08:20 The Red Cross Red Crescent kitchen crew gets cooking
The Italian Red Cross kitchen crew arrive. Livia is a 23-year-old Italian psychology student who joined the Red Cross after the earthquake in Italy last year. She joins Mulass and Layna, both nurses, to start preparing the first meal to be served tonight at 19:30. They will work alongside fellow volunteers from the Algerian Red Crescent and with women from the local community.

09:10 – The registration crew is ready and waiting
The convoy of new arrivals is now leaving the border. At the registration centre, the volunteers wearing fluorescent yellow and orange jackets get ready. They have undergone intense training to be ready for today.
Atef mans one of the desks that will welcome newcomers. He is a 26-year-old first aider from Ben Ghardane, the town closest to the border on the Tunisian side that lives from trade with Libya. Until 22 February, he had been working across the border, but his company immediately brought him home. Six weeks later, he decided to come to the transit camp. “I’ve been there,” he says. He wants to help.

09:28 – The first bus arrives
The first bus arrives safely. The IOM delegates introduce themselves to the Red Crescent volunteers. People trickle out of the bus. They retrieve their luggage from a separate pick-up truck. There are huge suitcases, bags and boxes in all sizes, shapes and colours. Marhababikou”m” (welcome) is heard over and over, and quickly the new arrivals understand that they may soon be able to, at last, get some rest.

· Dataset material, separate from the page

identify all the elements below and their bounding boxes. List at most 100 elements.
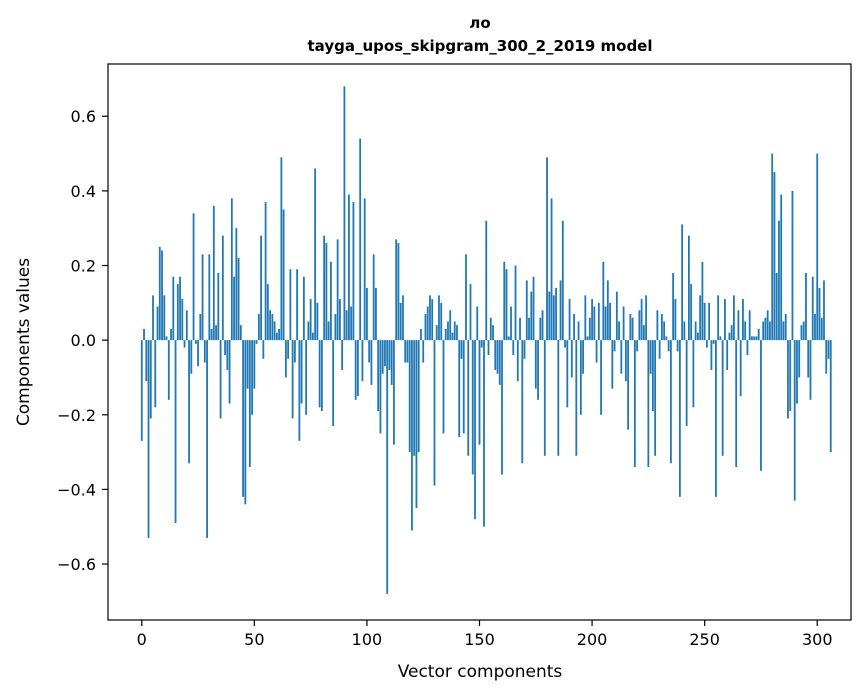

The first children clamber off the bus. They are on their guard, like their parents, but there are no tears. Mohamed and Imane queue with their daughter Zina, age 3, and Tahar, a strong-built 17-year-old boy. Then come Hassen and Hossein, six-year-old twins dressed in matching red outfits.

“They are real twins,” their father, Ousmane, explains proudly. A young man just turned 30, he has come with his wife, the twins, and Radhia, their two-year-old daughter. There is no more time to talk, as everyone lines up for registration.

09:33 – Registration starts
Working in two separate tents, over a dozen volunteers sit down with each family one at a time. Questions are asked and answered, mostly in Arabic, but also in French and English. Tickets are handed out to each person or head of household.

A family from Mali explains that they lived in Libya for ten years. Their eight children – ranging from the eldest Awa, age 10, to Fatma, who is just 2 months old – were all born in Libya. But now this family wants and needs to go home. They want to know when they’ll be able to leave. And that is a question that keeps being asked.

10:15 Registration ends
All 80 people are now registered, and many have already made it to their tents. The children settle in, playing in the family quarters. Today marks a new chapter, not only for the new arrivals, but also for this new camp and all those who have worked hard to make it happen.